# Harley/indian



## JO BO (May 23, 2006)

Always looking for anything either Harley Davidson or Indian. Complete bicycles or just a single part. Let me know what you have.Thanks JO BO


----------



## kimmysandhu (Sep 13, 2010)

visit www.kwcycles.com indian bicycle co


----------



## bud poe (Sep 13, 2010)

I don't think that was the type of "Indian" bicycle he was looking for, but kind of a cool site...
Bud


----------



## BreezyRider (Sep 14, 2010)

I have a 1951 Indian Scout with a vintage child carrier.  $250.00 OBO  Can send pics on request.


----------



## redline1968 (Sep 14, 2010)

ebay is good.


----------



## mikecuda (May 30, 2021)

I bought this 1952 Indian Scout that is untouched and all original  ( I have the original seat, but the leather is gone)  off Ebay several years ago for $125. local pickup.  It's one of the nicest riding bikes I ever owned.

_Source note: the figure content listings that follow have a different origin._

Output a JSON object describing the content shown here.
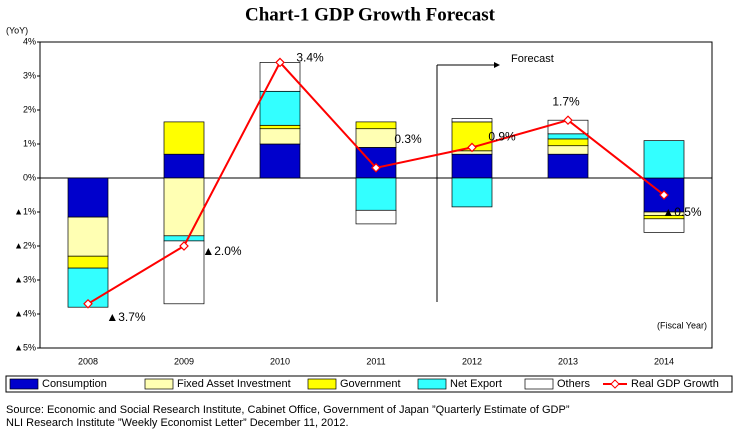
{
  "chart_data": {
    "type": "bar",
    "title": "Chart-1 GDP Growth Forecast",
    "y_label": "(YoY)",
    "x_label": "(Fiscal Year)",
    "annotation": "Forecast",
    "categories": [
      "2008",
      "2009",
      "2010",
      "2011",
      "2012",
      "2013",
      "2014"
    ],
    "series": [
      {
        "name": "Consumption",
        "color": "#0000cc",
        "type": "bar",
        "values": [
          -1.15,
          0.7,
          1.0,
          0.9,
          0.7,
          0.7,
          -1.0
        ]
      },
      {
        "name": "Fixed Asset Investment",
        "color": "#ffffb3",
        "type": "bar",
        "values": [
          -1.15,
          -1.7,
          0.45,
          0.55,
          0.1,
          0.25,
          -0.1
        ]
      },
      {
        "name": "Government",
        "color": "#ffff00",
        "type": "bar",
        "values": [
          -0.35,
          0.95,
          0.1,
          0.2,
          0.85,
          0.2,
          -0.1
        ]
      },
      {
        "name": "Net Export",
        "color": "#33ffff",
        "type": "bar",
        "values": [
          -1.15,
          -0.15,
          1.0,
          -0.95,
          -0.85,
          0.15,
          1.1
        ]
      },
      {
        "name": "Others",
        "color": "#ffffff",
        "type": "bar",
        "values": [
          0,
          -1.85,
          0.85,
          -0.4,
          0.1,
          0.4,
          -0.4
        ]
      },
      {
        "name": "Real GDP Growth",
        "color": "#ff0000",
        "type": "line",
        "values": [
          -3.7,
          -2.0,
          3.4,
          0.3,
          0.9,
          1.7,
          -0.5
        ],
        "value_labels": [
          "▲3.7%",
          "▲2.0%",
          "3.4%",
          "0.3%",
          "0.9%",
          "1.7%",
          "▲0.5%"
        ]
      }
    ],
    "ylim": [
      -5,
      4
    ],
    "yticks": [
      {
        "value": -5,
        "label": "▲5%"
      },
      {
        "value": -4,
        "label": "▲4%"
      },
      {
        "value": -3,
        "label": "▲3%"
      },
      {
        "value": -2,
        "label": "▲2%"
      },
      {
        "value": -1,
        "label": "▲1%"
      },
      {
        "value": 0,
        "label": "0%"
      },
      {
        "value": 1,
        "label": "1%"
      },
      {
        "value": 2,
        "label": "2%"
      },
      {
        "value": 3,
        "label": "3%"
      },
      {
        "value": 4,
        "label": "4%"
      }
    ],
    "source": [
      "Source: Economic and Social Research Institute, Cabinet Office, Government of Japan ”Quarterly Estimate of GDP”",
      "NLI Research Institute ”Weekly Economist Letter” December 11, 2012."
    ]
  }
}
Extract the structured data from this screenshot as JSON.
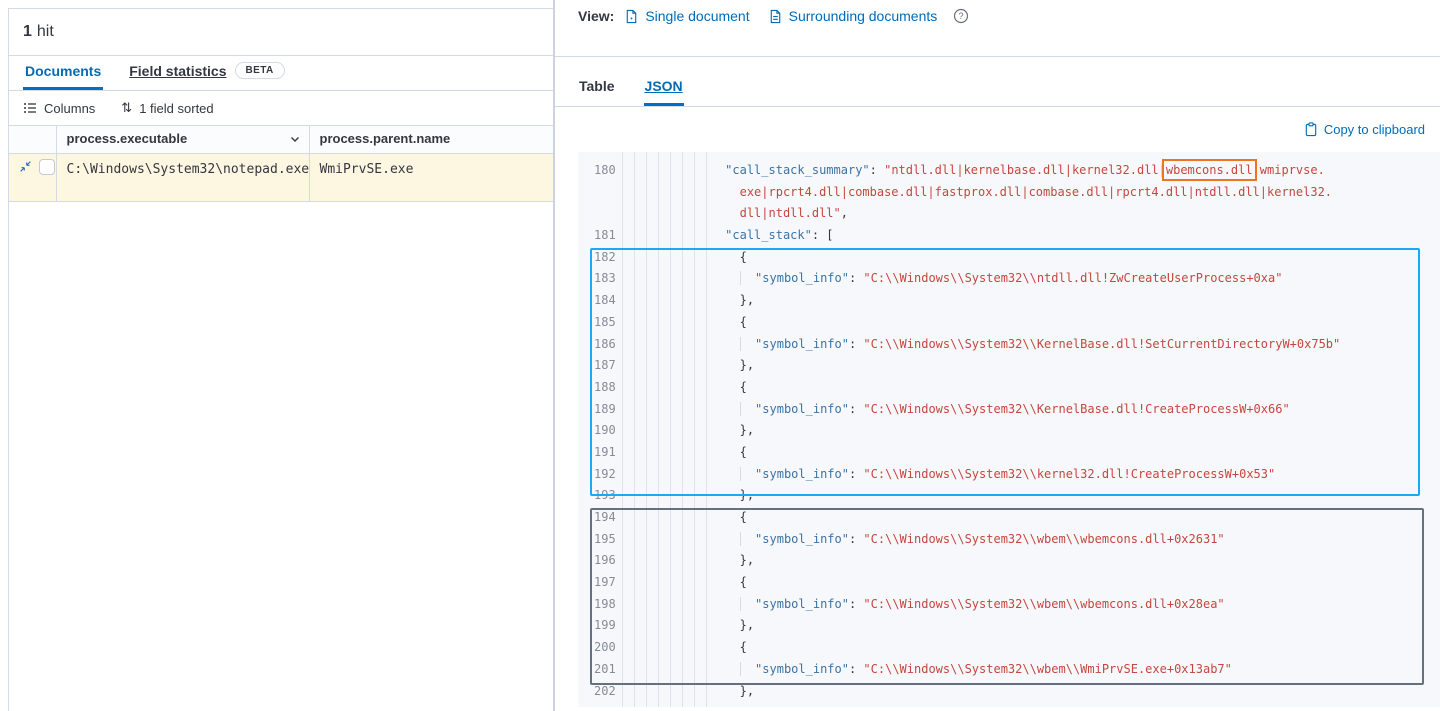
{
  "colors": {
    "accent": "#006bb8",
    "tab_underline": "#0071c2",
    "row_highlight": "#fdf6e0",
    "json_key": "#3c73a5",
    "json_string": "#c5473f",
    "box_blue": "#1ba9f5",
    "box_gray": "#69707d",
    "box_orange": "#f0731e"
  },
  "left_panel": {
    "hits_count": "1",
    "hits_label": "hit",
    "tabs": [
      {
        "label": "Documents",
        "active": true
      },
      {
        "label": "Field statistics",
        "active": false,
        "badge": "BETA"
      }
    ],
    "toolbar": {
      "columns_label": "Columns",
      "sort_glyph": "⇅",
      "sorted_label": "1 field sorted"
    },
    "table": {
      "columns": [
        {
          "label": "process.executable"
        },
        {
          "label": "process.parent.name"
        }
      ],
      "rows": [
        {
          "process_executable": "C:\\Windows\\System32\\notepad.exe",
          "process_parent_name": "WmiPrvSE.exe"
        }
      ]
    }
  },
  "right_panel": {
    "view_bar": {
      "label": "View:",
      "links": [
        {
          "label": "Single document"
        },
        {
          "label": "Surrounding documents"
        }
      ]
    },
    "tabs": [
      {
        "label": "Table",
        "active": false
      },
      {
        "label": "JSON",
        "active": true
      }
    ],
    "copy_button": "Copy to clipboard",
    "code": {
      "highlighted_token": "wbemcons.dll",
      "rows": [
        {
          "n": "180",
          "tokens": [
            {
              "t": "ind",
              "v": "              "
            },
            {
              "t": "key",
              "v": "\"call_stack_summary\""
            },
            {
              "t": "p",
              "v": ": "
            },
            {
              "t": "str",
              "v": "\"ntdll.dll|kernelbase.dll|kernel32.dll|"
            },
            {
              "t": "box",
              "v": "wbemcons.dll"
            },
            {
              "t": "str",
              "v": "|wmiprvse."
            }
          ]
        },
        {
          "n": "",
          "tokens": [
            {
              "t": "ind",
              "v": "                "
            },
            {
              "t": "str",
              "v": "exe|rpcrt4.dll|combase.dll|fastprox.dll|combase.dll|rpcrt4.dll|ntdll.dll|kernel32."
            }
          ]
        },
        {
          "n": "",
          "tokens": [
            {
              "t": "ind",
              "v": "                "
            },
            {
              "t": "str",
              "v": "dll|ntdll.dll\""
            },
            {
              "t": "p",
              "v": ","
            }
          ]
        },
        {
          "n": "181",
          "tokens": [
            {
              "t": "ind",
              "v": "              "
            },
            {
              "t": "key",
              "v": "\"call_stack\""
            },
            {
              "t": "p",
              "v": ": ["
            }
          ]
        },
        {
          "n": "182",
          "tokens": [
            {
              "t": "ind",
              "v": "                "
            },
            {
              "t": "p",
              "v": "{"
            }
          ]
        },
        {
          "n": "183",
          "tokens": [
            {
              "t": "ind",
              "v": "                "
            },
            {
              "t": "g",
              "v": "  "
            },
            {
              "t": "key",
              "v": "\"symbol_info\""
            },
            {
              "t": "p",
              "v": ": "
            },
            {
              "t": "str",
              "v": "\"C:\\\\Windows\\\\System32\\\\ntdll.dll!ZwCreateUserProcess+0xa\""
            }
          ]
        },
        {
          "n": "184",
          "tokens": [
            {
              "t": "ind",
              "v": "                "
            },
            {
              "t": "p",
              "v": "},"
            }
          ]
        },
        {
          "n": "185",
          "tokens": [
            {
              "t": "ind",
              "v": "                "
            },
            {
              "t": "p",
              "v": "{"
            }
          ]
        },
        {
          "n": "186",
          "tokens": [
            {
              "t": "ind",
              "v": "                "
            },
            {
              "t": "g",
              "v": "  "
            },
            {
              "t": "key",
              "v": "\"symbol_info\""
            },
            {
              "t": "p",
              "v": ": "
            },
            {
              "t": "str",
              "v": "\"C:\\\\Windows\\\\System32\\\\KernelBase.dll!SetCurrentDirectoryW+0x75b\""
            }
          ]
        },
        {
          "n": "187",
          "tokens": [
            {
              "t": "ind",
              "v": "                "
            },
            {
              "t": "p",
              "v": "},"
            }
          ]
        },
        {
          "n": "188",
          "tokens": [
            {
              "t": "ind",
              "v": "                "
            },
            {
              "t": "p",
              "v": "{"
            }
          ]
        },
        {
          "n": "189",
          "tokens": [
            {
              "t": "ind",
              "v": "                "
            },
            {
              "t": "g",
              "v": "  "
            },
            {
              "t": "key",
              "v": "\"symbol_info\""
            },
            {
              "t": "p",
              "v": ": "
            },
            {
              "t": "str",
              "v": "\"C:\\\\Windows\\\\System32\\\\KernelBase.dll!CreateProcessW+0x66\""
            }
          ]
        },
        {
          "n": "190",
          "tokens": [
            {
              "t": "ind",
              "v": "                "
            },
            {
              "t": "p",
              "v": "},"
            }
          ]
        },
        {
          "n": "191",
          "tokens": [
            {
              "t": "ind",
              "v": "                "
            },
            {
              "t": "p",
              "v": "{"
            }
          ]
        },
        {
          "n": "192",
          "tokens": [
            {
              "t": "ind",
              "v": "                "
            },
            {
              "t": "g",
              "v": "  "
            },
            {
              "t": "key",
              "v": "\"symbol_info\""
            },
            {
              "t": "p",
              "v": ": "
            },
            {
              "t": "str",
              "v": "\"C:\\\\Windows\\\\System32\\\\kernel32.dll!CreateProcessW+0x53\""
            }
          ]
        },
        {
          "n": "193",
          "tokens": [
            {
              "t": "ind",
              "v": "                "
            },
            {
              "t": "p",
              "v": "},"
            }
          ]
        },
        {
          "n": "194",
          "tokens": [
            {
              "t": "ind",
              "v": "                "
            },
            {
              "t": "p",
              "v": "{"
            }
          ]
        },
        {
          "n": "195",
          "tokens": [
            {
              "t": "ind",
              "v": "                "
            },
            {
              "t": "g",
              "v": "  "
            },
            {
              "t": "key",
              "v": "\"symbol_info\""
            },
            {
              "t": "p",
              "v": ": "
            },
            {
              "t": "str",
              "v": "\"C:\\\\Windows\\\\System32\\\\wbem\\\\wbemcons.dll+0x2631\""
            }
          ]
        },
        {
          "n": "196",
          "tokens": [
            {
              "t": "ind",
              "v": "                "
            },
            {
              "t": "p",
              "v": "},"
            }
          ]
        },
        {
          "n": "197",
          "tokens": [
            {
              "t": "ind",
              "v": "                "
            },
            {
              "t": "p",
              "v": "{"
            }
          ]
        },
        {
          "n": "198",
          "tokens": [
            {
              "t": "ind",
              "v": "                "
            },
            {
              "t": "g",
              "v": "  "
            },
            {
              "t": "key",
              "v": "\"symbol_info\""
            },
            {
              "t": "p",
              "v": ": "
            },
            {
              "t": "str",
              "v": "\"C:\\\\Windows\\\\System32\\\\wbem\\\\wbemcons.dll+0x28ea\""
            }
          ]
        },
        {
          "n": "199",
          "tokens": [
            {
              "t": "ind",
              "v": "                "
            },
            {
              "t": "p",
              "v": "},"
            }
          ]
        },
        {
          "n": "200",
          "tokens": [
            {
              "t": "ind",
              "v": "                "
            },
            {
              "t": "p",
              "v": "{"
            }
          ]
        },
        {
          "n": "201",
          "tokens": [
            {
              "t": "ind",
              "v": "                "
            },
            {
              "t": "g",
              "v": "  "
            },
            {
              "t": "key",
              "v": "\"symbol_info\""
            },
            {
              "t": "p",
              "v": ": "
            },
            {
              "t": "str",
              "v": "\"C:\\\\Windows\\\\System32\\\\wbem\\\\WmiPrvSE.exe+0x13ab7\""
            }
          ]
        },
        {
          "n": "202",
          "tokens": [
            {
              "t": "ind",
              "v": "                "
            },
            {
              "t": "p",
              "v": "},"
            }
          ]
        }
      ]
    }
  }
}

Here is a photo of it on display at the AACA Museum in Hershey, PA for the Indian motorcycle exhibit.   My little Scout was sitting 8 feet away from the oldest Indian motorcycle on planet Earth.  I also got all the original paperwork for my Scout event the dealer literature.   Honored to own this bike.


----------



## kahloop1 (Jun 18, 2021)

Is your bike still on display?


----------



## mikecuda (Jun 18, 2021)

kahloop1 said:


> Is your bike still on display?



The Indian display is over at the Museum.  I put it back in my private Collection.


----------



## kahloop1 (Jun 18, 2021)

Thanks, I have a couple of those, but not sure how original they are. If yours was still on display I was going to go have a look..


----------



## mikecuda (Jun 18, 2021)

kahloop1 said:


> Thanks, I have a couple of those, but not sure how original they are. If yours was still on display I was going to go have a look..



Let me know what info you need.  I'm go over to my area where the bike is tomorrow.  i can take photos for you.


----------